Luckily for NBA fans around the world, The Score was interested in their work, and so was NBATV in 2013, leading to The Starters being born and the group moving from Toronto to Atlanta.
A major adjustment in the early episodes was getting used to being in front of a camera every day for a 30-minute show in a professional studio with cameras, lights, a control room and a large production staff.
“No matter how many shows we had in the bag— we had 1,000 shows before we got to NBATV, and hitting 1,000 now— even those 1,000 shows couldn’t prepare us for that environment,” Melas said, knowing that they’ll all improve as they continue to get on-air reps.
Melas and Skeets agreed that the shows weren’t up to par over the first couple of years on NBATV, and The Starters still has room to improve. But as Skeets mentioned, the show was never designed to be overly formal like a “60 Minutes” type show.
“We don’t pretend to be all buttoned up,” he said. “We don’t have a TelePrompTer. We’re not reading off things. Yes, we’re doing a television show, but at its core, it’s four guys still talking about basketball.”
And very few shows seem to have a better time talking about basketball than The Starters. Asked to name his favorite show or moments from the first 1,000 episodes, Skeets recalled the April Fools’ Day episodes from 2015 and 2016.
The 2015 episode had The Starters pretend they were doing the show in 1995, with a stripped down set and a debate on whether Shaquille O’Neal or David Robinson should win MVP. The 2016 show went 20 years into the future, where, as Skeets put it, “I was bald, and Leigh’s fat and Tas looks identical except he’s like a cyborg” and “The Sixers had won the championship because The Process worked.”
Skeets’ favorite moment was on Feb. 1 when Ellis had to pay for losing the group’s monthly picks contest and eat hot peppers for the ALS Pepper Challenge.
“I’ve never laughed harder on the air,” Skeets said. “When he had to bite into the first pepper and I could see the fear in his eyes, I just lost it. I was buckled over at the table laughing trying to continue to do the live show.”
Melas’ favorite show is a bit more symbolic. When the group’s native home of Toronto hosted the 2016 All-Star weekend, he was extremely proud of how far the city had come in terms of the growth of the sport in the city and how the city was perceived in the basketball world.
“The fact that in 2016, we were doing a show each and every night before the Toronto All-Star weekend was pretty surreal to me,” Melas said. “It was a come-to-Jesus moment. It was a real huge, huge moment.”

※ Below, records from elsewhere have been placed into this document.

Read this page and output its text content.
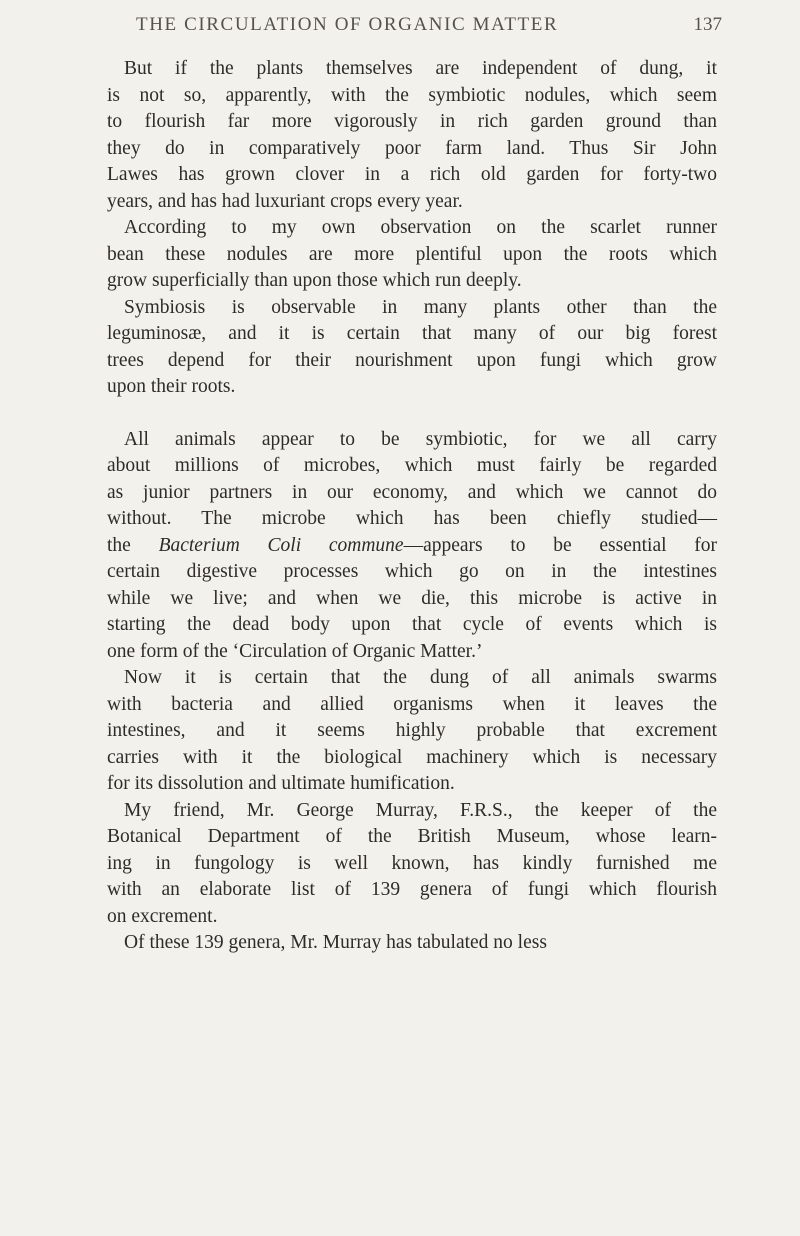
THE CIRCULATION OF ORGANIC MATTER	137
But if the plants themselves are independent of dung, it
is not so, apparently, with the symbiotic nodules, which seem
to flourish far more vigorously in rich garden ground than
they do in comparatively poor farm land. Thus Sir John
Lawes has grown clover in a rich old garden for forty-two
years, and has had luxuriant crops every year.
According to my own observation on the scarlet runner
bean these nodules are more plentiful upon the roots which
grow superficially than upon those which run deeply.
Symbiosis is observable in many plants other than the
leguminosæ, and it is certain that many of our big forest
trees depend for their nourishment upon fungi which grow
upon their roots.
All animals appear to be symbiotic, for we all carry
about millions of microbes, which must fairly be regarded
as junior partners in our economy, and which we cannot do
without. The microbe which has been chiefly studied—
the Bacterium Coli commune—appears to be essential for
certain digestive processes which go on in the intestines
while we live; and when we die, this microbe is active in
starting the dead body upon that cycle of events which is
one form of the ‘Circulation of Organic Matter.’
Now it is certain that the dung of all animals swarms
with bacteria and allied organisms when it leaves the
intestines, and it seems highly probable that excrement
carries with it the biological machinery which is necessary
for its dissolution and ultimate humification.
My friend, Mr. George Murray, F.R.S., the keeper of the
Botanical Department of the British Museum, whose learn-
ing in fungology is well known, has kindly furnished me
with an elaborate list of 139 genera of fungi which flourish
on excrement.
Of these 139 genera, Mr. Murray has tabulated no less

As what’s to come over the next 1,000 episodes of The Starters, Melas said that he wants the group to continue to improve and showcase their unique personalities.
“I think we’ll look back even now to these episodes and say, those were fine, but we didn’t really emote or are personalities weren’t really coming through on television the way they are now,” Melas said. “What separates everything is personality, and I think that’s ideally what we’ll look back at 2018 and we’ll say ‘oh, we were making some good shows up to 1,000, but now we’re really ourselves.’”

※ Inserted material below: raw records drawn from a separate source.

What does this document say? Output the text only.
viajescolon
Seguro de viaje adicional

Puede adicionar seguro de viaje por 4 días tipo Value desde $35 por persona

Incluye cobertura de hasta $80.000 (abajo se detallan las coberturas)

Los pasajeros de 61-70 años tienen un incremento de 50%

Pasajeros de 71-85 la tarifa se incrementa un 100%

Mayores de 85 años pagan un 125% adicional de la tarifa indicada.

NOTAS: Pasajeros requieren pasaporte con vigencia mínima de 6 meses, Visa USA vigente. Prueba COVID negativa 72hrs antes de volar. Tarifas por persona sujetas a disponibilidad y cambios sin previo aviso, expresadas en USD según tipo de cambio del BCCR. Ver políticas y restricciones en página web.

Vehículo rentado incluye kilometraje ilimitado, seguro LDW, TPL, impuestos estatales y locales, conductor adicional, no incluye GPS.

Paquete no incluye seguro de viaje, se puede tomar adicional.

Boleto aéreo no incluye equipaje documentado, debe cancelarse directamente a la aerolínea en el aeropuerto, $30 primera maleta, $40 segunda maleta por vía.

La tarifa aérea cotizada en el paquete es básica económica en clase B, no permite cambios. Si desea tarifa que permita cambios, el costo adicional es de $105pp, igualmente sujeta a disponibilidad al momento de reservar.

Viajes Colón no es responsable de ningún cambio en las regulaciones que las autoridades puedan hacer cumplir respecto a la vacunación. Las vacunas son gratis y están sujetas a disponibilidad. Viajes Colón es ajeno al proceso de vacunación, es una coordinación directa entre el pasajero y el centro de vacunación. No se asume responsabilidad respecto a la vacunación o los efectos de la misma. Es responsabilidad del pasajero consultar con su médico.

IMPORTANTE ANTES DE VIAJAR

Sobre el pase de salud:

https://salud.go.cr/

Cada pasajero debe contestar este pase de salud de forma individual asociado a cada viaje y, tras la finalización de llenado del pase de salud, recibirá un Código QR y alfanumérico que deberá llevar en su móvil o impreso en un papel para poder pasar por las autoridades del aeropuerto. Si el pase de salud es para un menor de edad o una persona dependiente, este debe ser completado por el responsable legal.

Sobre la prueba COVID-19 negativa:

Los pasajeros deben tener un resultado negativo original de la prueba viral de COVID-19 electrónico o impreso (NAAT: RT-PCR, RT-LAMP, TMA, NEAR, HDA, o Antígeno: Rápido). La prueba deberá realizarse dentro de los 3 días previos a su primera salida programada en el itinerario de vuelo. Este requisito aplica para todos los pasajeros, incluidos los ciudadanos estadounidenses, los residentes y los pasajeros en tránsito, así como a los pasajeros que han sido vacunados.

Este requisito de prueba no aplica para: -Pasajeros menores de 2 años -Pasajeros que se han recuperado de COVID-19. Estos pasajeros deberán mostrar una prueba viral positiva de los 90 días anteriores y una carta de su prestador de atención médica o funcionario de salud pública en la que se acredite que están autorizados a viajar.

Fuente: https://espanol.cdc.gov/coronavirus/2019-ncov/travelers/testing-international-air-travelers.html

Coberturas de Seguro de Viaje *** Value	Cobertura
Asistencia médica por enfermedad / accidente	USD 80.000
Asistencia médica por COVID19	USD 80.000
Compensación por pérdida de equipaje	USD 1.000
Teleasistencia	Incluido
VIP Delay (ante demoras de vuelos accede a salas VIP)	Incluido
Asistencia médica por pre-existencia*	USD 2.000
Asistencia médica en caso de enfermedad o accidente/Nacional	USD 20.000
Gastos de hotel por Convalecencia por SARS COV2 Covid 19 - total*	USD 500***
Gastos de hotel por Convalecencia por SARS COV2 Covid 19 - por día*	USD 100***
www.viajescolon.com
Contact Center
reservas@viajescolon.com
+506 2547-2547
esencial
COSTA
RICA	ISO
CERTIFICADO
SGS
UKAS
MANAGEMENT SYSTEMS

Skeets doesn’t think the show has hit its “sweet spot” yet, and perhaps one day The Starters will be on during or after games instead of just before. But mainly, he hopes that the show will be like NBA Inside Stuff was for him when he was younger.
“To have a bunch of kids, especially teenagers who are growing up with the NBA, that The Starters is sort of like their staple show,” Skeets said, “That’s pretty cool to me. Maybe The Starters is that show for a lot of kids who may be just getting into basketball and starting to learn about basketball and falling in love with the sport, and we’re sort of like their go-to show to know what’s going on.”